【シリーズ エネルギー政策を問う】経済評論家・作家 三橋貴明氏 (1/6ページ)

2014.2.13 05:00

 ■原発は国の安全保障にとって重要だ

 ◆必需品に市場原理はおかしい

 --原子力発電所の再稼働を巡る世論は賛否両論です。その一方で原発停止に伴う火力発電の燃料費の追加負担が年間4兆円近くに達し、日本の貿易赤字が膨らむ要因となっています

 「マクロ経済的に見ると、輸入はGDP(国内総生産)のマイナス要因です。
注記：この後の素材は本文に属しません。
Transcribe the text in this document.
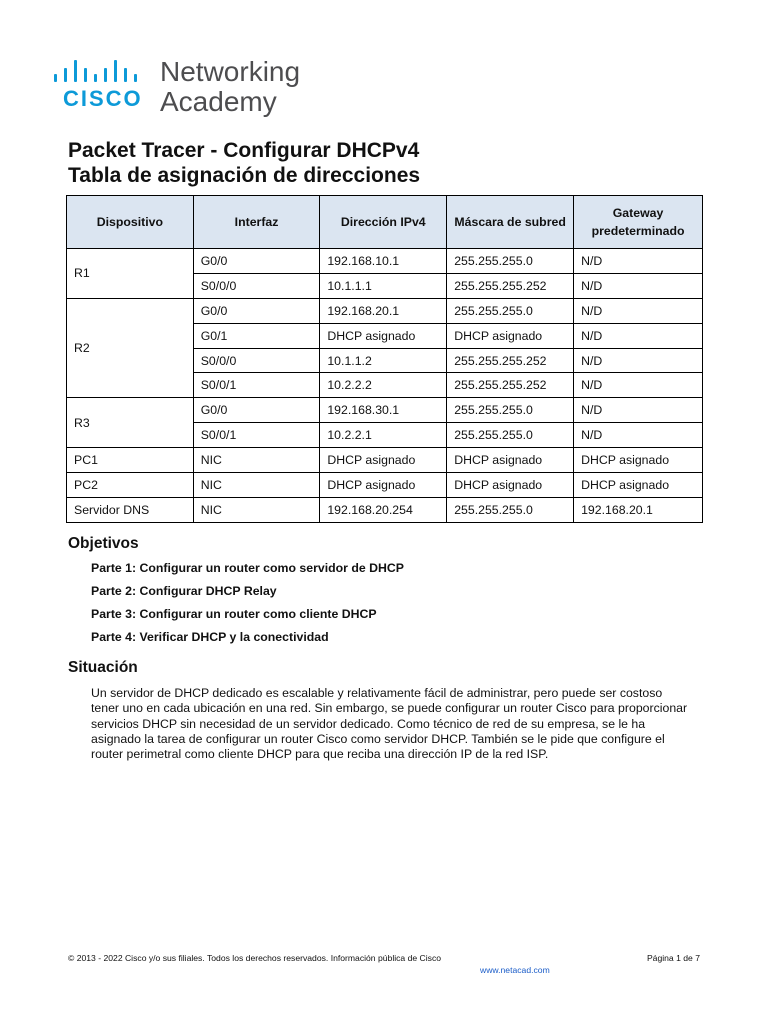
CISCO
Networking
Academy
Packet Tracer - Configurar DHCPv4
Tabla de asignación de direcciones
Dispositivo	Interfaz	Dirección IPv4	Máscara de subred	Gateway predeterminado
R1	G0/0	192.168.10.1	255.255.255.0	N/D
	S0/0/0	10.1.1.1	255.255.255.252	N/D
R2	G0/0	192.168.20.1	255.255.255.0	N/D
	G0/1	DHCP asignado	DHCP asignado	N/D
	S0/0/0	10.1.1.2	255.255.255.252	N/D
	S0/0/1	10.2.2.2	255.255.255.252	N/D
R3	G0/0	192.168.30.1	255.255.255.0	N/D
	S0/0/1	10.2.2.1	255.255.255.0	N/D
PC1	NIC	DHCP asignado	DHCP asignado	DHCP asignado
PC2	NIC	DHCP asignado	DHCP asignado	DHCP asignado
Servidor DNS	NIC	192.168.20.254	255.255.255.0	192.168.20.1
Objetivos
Parte 1: Configurar un router como servidor de DHCP
Parte 2: Configurar DHCP Relay
Parte 3: Configurar un router como cliente DHCP
Parte 4: Verificar DHCP y la conectividad
Situación
Un servidor de DHCP dedicado es escalable y relativamente fácil de administrar, pero puede ser costoso
tener uno en cada ubicación en una red. Sin embargo, se puede configurar un router Cisco para proporcionar
servicios DHCP sin necesidad de un servidor dedicado. Como técnico de red de su empresa, se le ha
asignado la tarea de configurar un router Cisco como servidor DHCP. También se le pide que configure el
router perimetral como cliente DHCP para que reciba una dirección IP de la red ISP.
© 2013 - 2022 Cisco y/o sus filiales. Todos los derechos reservados. Información pública de Cisco	Página 1 de 7
www.netacad.com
原発を止めていることによってGDPが4兆円近く減ったということの意味を考えていただきたい。すなわち、国民の所得がそれだけ海外に流出し、減っているということです。安倍政権はデフレ脱却を標榜(ひょうぼう)していますが、デフレの原因は国内の所得不足にあります。所得不足で国民がお金を使わないからデフレになっているのに、GDPの1%近い所得を外国にプレゼントしている状況は何としても止めないといけない。そのためには安全性が確認された原発を再稼働させる必要があります」

 --しかし、原発再稼働に反対の意見もあります

 「エネルギーは他の商品やサービスとは違って、日本国の安全保障にかかわる問題です。例えば、中東で紛争が起きて、日本向けの原油や天然ガス輸送の重要なシーラインであるホルムズ海峡が封鎖されれば、火力発電燃料の天然ガスは日本に運べなくなります。その際の代替案はなく、街中の信号機が止まってしまうような停電もあり得るわけです。そんな国で安全に安心して生活できますか、ビジネスも普通にできますかということなんです。欧州ではロシアからの天然ガスパイプラインを止められることが起きていますが、ロシアの立場は強い。なぜかというと、エネルギーは相手にとって必需品ですから。電気のような絶対的な必需品に市場原理なんていうのはおかしいし、どこかの国に頼る、何かに頼るという発想はバカげているということを理解しないとだめです。